I am trying to wrap my head around mixed effects multilevel logistic regression. Have a look at my variables:
- y: Popularity (0 = Not popular, 1 = Popular)
- x1: Extraversion (Continuous)
- x2: Teacher experience (0 = Low, 1 = High)
And here is my code and results:
library(lme4)
library(haven)
library(tidyverse)
library(texreg)
# Load df
df <- read_sav(file ="https://github.com/MultiLevelAnalysis/Datasets-third-edition-Multilevel-book/blob/master/chapter%202/popularity/SPSS/popular2.sav?raw=true")
# Transform df
df <- df %>%
mutate(
popular = case_when(
popular < 5 ~ 0, # Not popular
popular > 4 ~ 1, # Popular
),
texp = case_when(
texp < 15 ~ 0, # Low
texp > 15 ~ 1, # High
) %>% as_factor())
model1 <- glmer(formula = popular ~ extrav + (1|class),
data = df, family = binomial(link = "logit"))

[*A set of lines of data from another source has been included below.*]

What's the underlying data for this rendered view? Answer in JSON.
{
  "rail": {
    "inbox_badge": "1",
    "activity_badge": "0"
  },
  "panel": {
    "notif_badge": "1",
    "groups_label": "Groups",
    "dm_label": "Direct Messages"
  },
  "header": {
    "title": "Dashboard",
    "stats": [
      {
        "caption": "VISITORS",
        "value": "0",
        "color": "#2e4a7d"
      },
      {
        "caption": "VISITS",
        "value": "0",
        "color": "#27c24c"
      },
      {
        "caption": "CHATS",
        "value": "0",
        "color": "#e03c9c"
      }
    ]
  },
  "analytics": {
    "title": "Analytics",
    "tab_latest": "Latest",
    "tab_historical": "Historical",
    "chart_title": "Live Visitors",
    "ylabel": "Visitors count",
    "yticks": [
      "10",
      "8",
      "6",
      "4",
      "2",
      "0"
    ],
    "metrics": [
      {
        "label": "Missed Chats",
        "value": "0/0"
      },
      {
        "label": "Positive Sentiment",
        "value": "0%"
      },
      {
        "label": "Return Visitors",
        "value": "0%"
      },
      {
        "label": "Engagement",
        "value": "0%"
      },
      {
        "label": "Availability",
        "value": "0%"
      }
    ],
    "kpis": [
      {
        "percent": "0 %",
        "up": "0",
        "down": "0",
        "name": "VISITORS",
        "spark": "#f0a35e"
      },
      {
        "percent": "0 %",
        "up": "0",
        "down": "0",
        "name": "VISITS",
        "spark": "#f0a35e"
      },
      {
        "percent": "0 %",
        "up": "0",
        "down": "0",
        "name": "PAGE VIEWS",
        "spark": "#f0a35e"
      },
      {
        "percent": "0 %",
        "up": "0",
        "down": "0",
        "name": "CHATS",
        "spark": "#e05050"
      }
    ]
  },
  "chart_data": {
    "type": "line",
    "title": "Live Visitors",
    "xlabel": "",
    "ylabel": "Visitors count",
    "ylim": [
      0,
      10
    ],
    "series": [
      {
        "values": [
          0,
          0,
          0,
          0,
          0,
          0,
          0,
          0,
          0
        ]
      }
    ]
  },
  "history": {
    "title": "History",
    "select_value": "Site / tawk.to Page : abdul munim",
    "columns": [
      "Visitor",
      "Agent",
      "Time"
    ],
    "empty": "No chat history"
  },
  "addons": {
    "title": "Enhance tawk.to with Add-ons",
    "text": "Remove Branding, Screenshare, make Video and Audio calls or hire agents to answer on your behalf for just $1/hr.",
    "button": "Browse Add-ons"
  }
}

model2 <- glmer(formula = popular ~ extrav + texp + (1|class),
data = df, family = binomial(link = "logit"))
screenreg(list(model1, model2))
==================================================
Model 1 Model 2
--------------------------------------------------
(Intercept) -3.94 *** -5.31 ***
(0.35) (0.41)
extrav 0.81 *** 0.87 ***
(0.06) (0.06)
texp1 2.10 ***
(0.32)
--------------------------------------------------
AIC 2220.24 2028.88
BIC 2237.05 2051.06
Log Likelihood -1107.12 -1010.44
Num. obs. 2000 1893
Num. groups: class 100 95
Var: class (Intercept) 2.77 1.89
==================================================
*** p < 0.001, ** p < 0.01, * p < 0.05
If this was a regular logistic regression, I would interpret model 2 as the following:
- Intercept: The log-odds of being popular are -5.31 when extraversion is 0 and teacher experience is 0.
- The log-odds (or logits) of being popular increases with 0.87 when extraversion increases by one (Teacher experience is hold constant)
- The log-odds of being popular are 2.10 higher if you are in a class with high teacher experience than one with low (extraversion hold constant).
Questions
- Is this reading of the coefficients wrong when the model is mixed effects multilevel?
- What can I make of this "Var: class (Intercept)"? Why does is decrease?
- Imagine the intercept was insignificant in model 1 but turned significant in model 2. Why?